SailSwarmSwIM enables wind-aware flocking for sailing robot swarms

Autonomous sailing robots face a fundamental problem: their motion is entirely shaped by wind. Unlike drones or ground robots, sailboats cannot directly execute desired speeds or headings—they must respect no-go zones, perform tacking maneuvers, and deal with spatially varying wind that makes some robots fast and others nearly immobile. This creates a fast-slow coordination problem where the flock’s transient heterogeneity can lead to fragmentation. To study this, researchers from multiple institutions developed SailSwarmSwIM, a reduced-order simulator that captures wind-dependent speed and maneuverability, steady and gusty wind fields, and realistic tacking behavior. The simulator provides a controlled testbed for collective behavior algorithms in this unique domain.

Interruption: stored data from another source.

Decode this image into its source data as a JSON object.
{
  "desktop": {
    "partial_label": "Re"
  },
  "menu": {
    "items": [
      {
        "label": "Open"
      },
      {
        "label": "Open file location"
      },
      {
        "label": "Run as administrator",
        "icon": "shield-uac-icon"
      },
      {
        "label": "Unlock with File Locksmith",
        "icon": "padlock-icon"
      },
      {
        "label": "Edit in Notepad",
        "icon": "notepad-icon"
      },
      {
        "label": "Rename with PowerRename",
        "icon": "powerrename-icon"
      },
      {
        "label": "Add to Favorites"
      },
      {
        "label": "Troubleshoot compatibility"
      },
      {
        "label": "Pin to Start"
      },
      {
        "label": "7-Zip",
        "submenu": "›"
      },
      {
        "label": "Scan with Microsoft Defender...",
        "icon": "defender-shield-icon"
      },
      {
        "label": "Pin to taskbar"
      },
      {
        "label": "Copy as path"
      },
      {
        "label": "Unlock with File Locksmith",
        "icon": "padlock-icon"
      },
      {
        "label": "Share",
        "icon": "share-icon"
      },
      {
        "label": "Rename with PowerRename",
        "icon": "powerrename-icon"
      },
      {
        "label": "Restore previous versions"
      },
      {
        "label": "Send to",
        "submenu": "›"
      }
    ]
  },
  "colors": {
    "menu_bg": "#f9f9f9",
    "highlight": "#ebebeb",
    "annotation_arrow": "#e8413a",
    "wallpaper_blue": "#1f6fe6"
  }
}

Building on the classic Couzin flocking model, the team introduced a speed-weighted social interaction rule. The key insight: instead of treating all neighbors equally, the algorithm increases the social influence of slower robots. This balances two forces—attraction to faster neighbors (which helps maintain movement) and cohesion around slower neighbors (which prevents the flock from splitting apart). Experimental results show that this simple adjustment significantly improves flock polarization and reduces close encounters, making the swarm more robust to wind-driven speed variations. The work, submitted to SAB 2026, offers a modeling framework for adaptive collective behavior in any robotic fleet whose motion capabilities are continuously reshaped by environmental forcing.